Abstract and Introduction
Abstract
Purpose: To assess the efficacy and safety in average-risk pediatric medulloblastoma (MB) receiving tumor bed boost irradiation compared to a posterior fossa (PF) boost.
Patients and methods: Thirty patients were enrolled in the study and divided evenly into two treatment arms of 15. Both arms received 23.4 Gy craniospinal irradiation (CS) and a 32.4 Gy boost. Patients in arm 1 were given PF boosts, and those in arm 2 were given boosts to the gross target volume (GTV). Weekly oncovin was given throughout all radiotherapy (RT). Eight cycles of adjuvant chemotherapy of CCNU, oncovin and platinol were given to all patients after RT. MRI, pure tone audiogram (PTA) and intelligence quotient (IQ) tests were performed before and after RT and every three months thereafter.

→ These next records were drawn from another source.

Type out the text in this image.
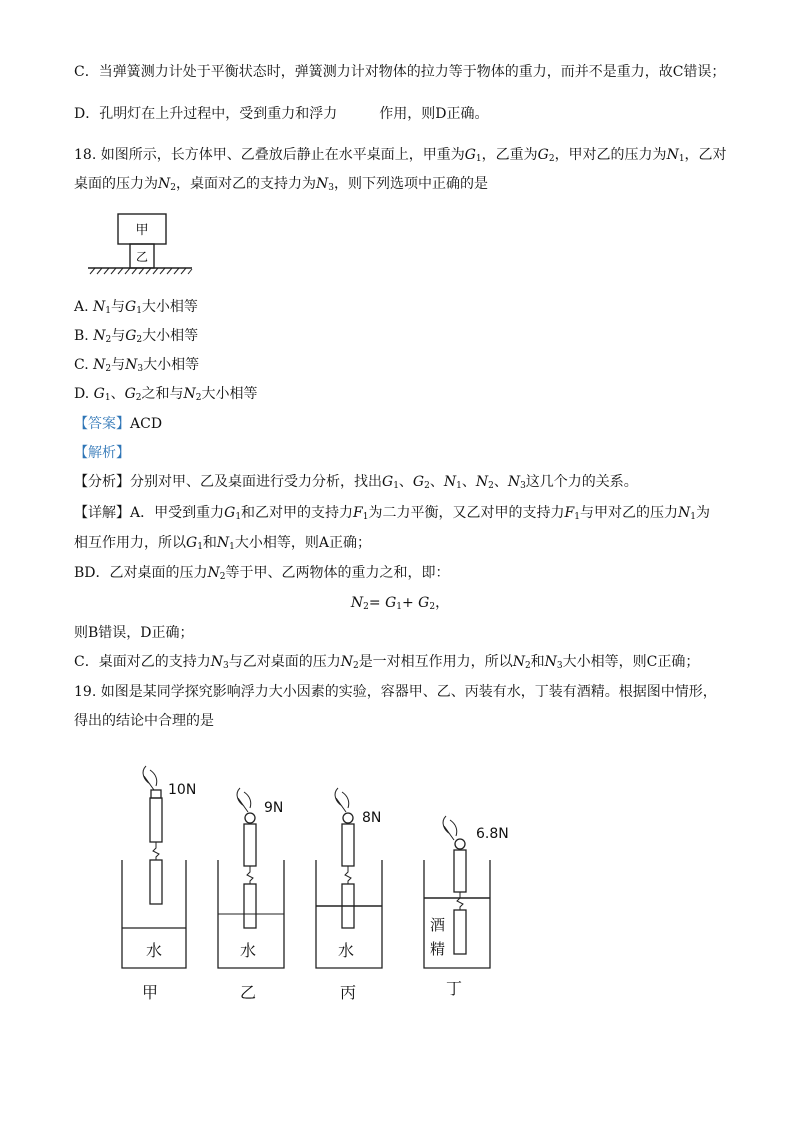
C．当弹簧测力计处于平衡状态时，弹簧测力计对物体的拉力等于物体的重力，而并不是重力，故C错误；
D．孔明灯在上升过程中，受到重力和浮力	作用，则D正确。
18. 如图所示，长方体甲、乙叠放后静止在水平桌面上，甲重为$G_1$，乙重为$G_2$，甲对乙的压力为$N_1$，乙对
桌面的压力为$N_2$，桌面对乙的支持力为$N_3$，则下列选项中正确的是
甲
乙
A. $N_1$与$G_1$大小相等
B. $N_2$与$G_2$大小相等
C. $N_2$与$N_3$大小相等
D. $G_1$、$G_2$之和与$N_2$大小相等
【答案】ACD
【解析】
【分析】分别对甲、乙及桌面进行受力分析，找出$G_1$、$G_2$、$N_1$、$N_2$、$N_3$这几个力的关系。
【详解】A．甲受到重力$G_1$和乙对甲的支持力$F_1$为二力平衡，又乙对甲的支持力$F_1$与甲对乙的压力$N_1$为
相互作用力，所以$G_1$和$N_1$大小相等，则A正确；
BD．乙对桌面的压力$N_2$等于甲、乙两物体的重力之和，即：
$N_2= G_1+ G_2$，
则B错误，D正确；
C．桌面对乙的支持力$N_3$与乙对桌面的压力$N_2$是一对相互作用力，所以$N_2$和$N_3$大小相等，则C正确；
19. 如图是某同学探究影响浮力大小因素的实验，容器甲、乙、丙装有水，丁装有酒精。根据图中情形，
得出的结论中合理的是
10N
9N
8N
6.8N
水	水	水
酒
精
甲	乙	丙	丁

Results: There were significant differences in the sparing dose to the cochlea and brain stem as well as the volume of the normal brain receiving a 100% dose. There was a significant initial improvement of hearing function in patients given the target volume boost after RT, which was lost after chemotherapy. With a median follow up of 23 months, there was no difference in progression free survival or overall survival between the two arms.
Conclusions: Irradiation of the tumor bed after 23.4 Gy craniospinal irradiation for average-risk MB results in similar disease control as a PF boost. Dosimetric sparing for the cochleae and normal tissue is evident in patients receiving tumor bed boosts. The hearing improvement and cognitive function preservation effects of the treatment need more follow up.
Introduction
Medulloblastoma (MB) is the most common malignant brain tumor in children and constitutes 20–25% of CNS neoplasms.[1] Cerebrospinal fluid metastasis accounts for 30% of cases at diagnosis.[2] This metastatic feature was the cause of treatment failure for several decades following the original description of MB in 1925 by Bailey and Cushing.[3]
Since the mid-1990s, the risk classification for the relapse and treatment of MB patients has remained strictly clinical, with cases stratified into two risk groups, 'average risk' and 'high risk', based on age, extent of resection, and Chang metastasis staging.[4] Accordingly, average-risk patients are those older than three years of age with non-metastatic disease and totally or near totally resected tumors (<1.5 cm of residual tumor on postoperative MRI). Patients not fulfilling these criteria are regarded as high-risk. This clinical staging can be used in predicting prognosis, but it does not differentiate high- from low-risk patients within the same clinical stage as they may have biological differences within the same tumor.[5]
The overall 5-year survival rate for patients with MB is 60% with surgery, CSI, and chemotherapy but is much higher for standard-risk disease. Debilitating side effects occur in almost all patients that survive radiotherapy (RT) despite the use of protons as opposed to photons. Late side effects include cognitive impairment, psychiatric disorders, endocrine dysfunction, and skeletal growth retardation.[6]
The standard treatment for average-risk MB includes postoperative CSI with a dose of 23.4 Gy, irradiation of the anatomic posterior fossa (PF) to 55.8 Gy and 12 months of combination chemotherapy according to the Children's Oncology Group.[7] Reducing the neuraxis dose in the absence of chemotherapy has had limited success.[8]
Despite the use of chemotherapy and neuraxis radiation dose reductions, decline in cognitive function continues to be a significant issue.[9] Conventional treatment of the entire PF irradiates 35% of the brain and 60% of either temporal lobe. As a result, investigators have attempted to reduce the effects of irradiation by using new techniques to limit the boost volume to the tumor bed.[10]
Our primary goal is to cure MB as we are located in a developing country with limited resources. Intensity-modulated radiation therapy (IMRT) is not widely used due to a lack of both facilities and experience. This is the first study in Egypt to consider quality of life and cognitive function in pediatric MB by reducing the volume of RT in an attempt to limit the serious late side effects of radiation.